Taxpayers could face higher costs as the council leader says it is ‘morally right’ that taxes are raised to pay for care.
North Lincolnshire Council’s finances are in a better position than most local authorities, cabinet was told – but there could still need to be tax increases.
The council is legally allowed to raise council tax by up to two per cent this year.
Adult social care tax could go up by one per cent, with an extra one per cent that wasn’t used last year.
The next budget will be agreed at full council in February and come into effect from April.
Council leader Rob Waltham suggested to cabinet that an increase could be planned for adult social care.
“It’s morally right that we pay more tax to support older people in our communities,” he said.
“We have a duty to support people who need it, whether they are children, in the middle of their life or elderly.”

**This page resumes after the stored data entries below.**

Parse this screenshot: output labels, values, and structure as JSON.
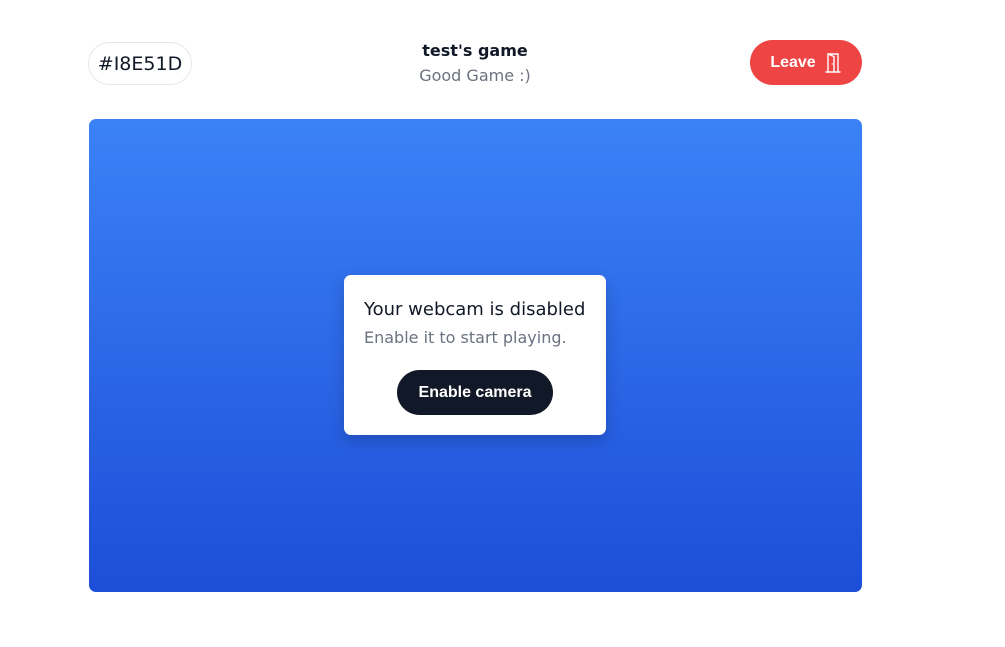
{
  "header": {
    "room_code": "#I8E51D",
    "game_title": "test's game",
    "game_subtitle": "Good Game :)",
    "leave_label": "Leave"
  },
  "webcam_card": {
    "title": "Your webcam is disabled",
    "text": "Enable it to start playing.",
    "button_label": "Enable camera"
  },
  "icons": {
    "leave": "door-exit-icon"
  },
  "colors": {
    "leave_button": "#ef4444",
    "video_gradient_top": "#3b82f6",
    "video_gradient_bottom": "#1d4ed8",
    "enable_button": "#111827"
  }
}
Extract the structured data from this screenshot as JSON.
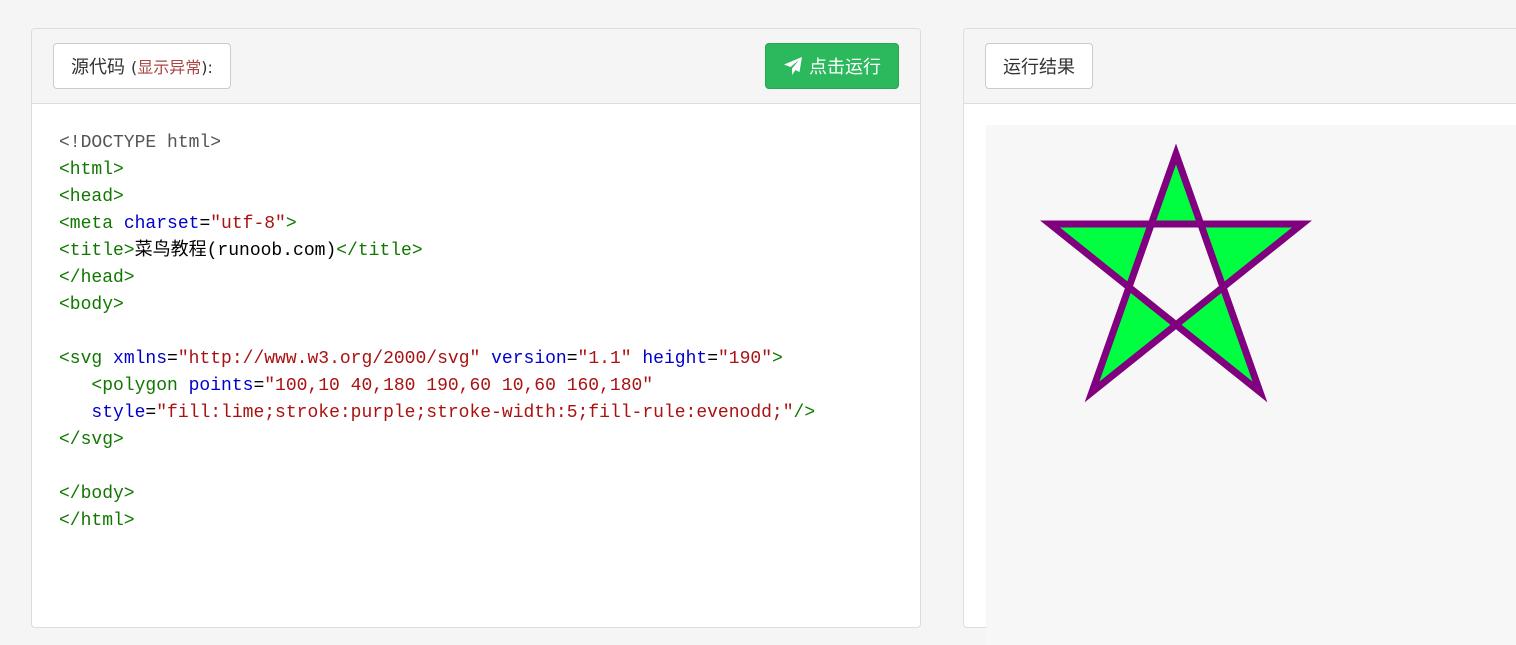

The care sector has seen national shortages during the pandemic, leading to rising costs for local authorities.
Labour Councillor Lorraine Yeadon asked for assurances that care service quality and the number of staff would be at least as high as before the pandemic.
She was told that residents would receive the support they needed.
Each one per cent of rate increase will raise an extra £800,000 in revenue.
Councillor Elaine Marper, the portfolio holder for finance and governance, said North Lincolnshire Council expects to submit a balanced budget for the next financial year.
“These are difficult and unprecedented times, but North Lincolnshire has really held it together. There have been a few jitters in other local authorities, but we were in a good position to start with,” she said.
“Despite the extra cost of adult social care, we have worked to find better ways, working closely with the NHS.
“Borrowing is also expected to remain low.
“We have managed to maximise outcomes in difficult circumstances, leading to the recovery and renewal of North Lincolnshire.”